A Doll’s House (Style)
Contents: IntroductionPlot Summary Characters Themes Critical Overview Criticism Further Reading Sources |
Style
This is a three act play with prose dialogue, stage directions, and no interior dialogue. There are no soliloquies, and thus, the thoughts of the characters and any action off stage must be explained by the actors. The actors address one another in A Doll’s House and not the audience.
Acts
Acts comprise the major divisions within a drama. In Greek plays the sections of the drama were signified by the appearance of the chorus and were usually divided into five acts. This is the formula for most serious drama from the Greeks to the Romans, and to Elizabethan playwrights like William Shakespeare. The five acts denote the structure of dramatic action; they are exposition, complication, climax, falling action, and catastrophe. The five act structure was followed until the nineteenth century when Ibsen combined some of the acts. A Doll’s House is a three act play; the exposition and complication are combined in the first act when the audience learns of both Nora’s deception and of the threat Krogstad represents. The climax occurs in the second act when Krogstad again confronts Nora and leaves the letter for Torvald to read. The falling action and catastrophe are combined in Act Three when Mrs. Linde and Krogstad are reconciled but Mrs.
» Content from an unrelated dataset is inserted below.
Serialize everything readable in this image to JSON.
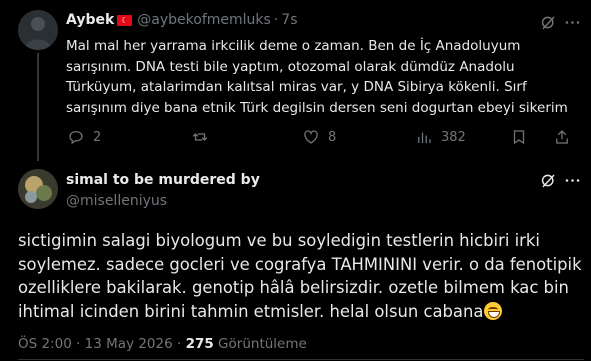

Linde decides to let the drama play itself out and Torvald reads and reacts to the letter with disastrous results.
Naturalism
Naturalism was a literary movement of the late nineteenth and early twentieth centuries, and is the application of scientific principles to literature. For instance, in nature behavior is determined by environmental pressures or internal factors, none of which can be controlled or even clearly understood. There is a clear cause and effect association: either the indifference of nature or biological determinism influences behavior. In either case, there is no human responsibility for the actions of the individual. European Naturalism emphasized biological determinism, while American Naturalism emphasized environmental influences. Thus, Torvald’s accusation that all of her father’s weakest moral values are displayed in Nora is based on an understanding that she has inherited those traits from him.
Realism
Realism is a nineteenth century literary term that identifies an author’s attempt to portray characters, events, and settings in a realistic way. Simply put, realism is attention to detail, with description intended to be honest and frank at all levels. There is an emphasis on character, especially behavior. Thus, in A Doll’s House, the events of the Helmers’s marriage are easily recognizable as realistic to the audience. These are events, people, and a home that might be familiar to any person in the audience. The sitting room is similar to one found in any other home. Nora is similar to any other wife in nineteenth-century Norway, and the problems she encounters in her marriage are similar to those confronted by other married women.
Setting
The time, place, and culture in which the action of the play takes place is called the setting. The elements of setting may include geographic location, physical or mental environments, prevailing cultural attitudes, or the historical time in which the action takes place. The location for A Doll’s House is an unnamed city in nineteenth-century Norway. The action begins just before Christmas and concludes the next evening, and all three acts take place in the same sitting room at the Helmers’s residence. The Helmers have been married for eight years; Nora is a wife and mother, and her husband, Torvald, is a newly promoted lawyer and bank manager. They live in comfortable circumstances during a period that finds women suppressed by a social system that equates males with success in the public sphere and females with domestic chores in the private sphere. But this is also a period of turmoil as women demand greater educational opportunities and greater equality in the business world. Accordingly, A Doll’s House illuminates many of the conflicts and questions being debated in nineteenth-century Europe.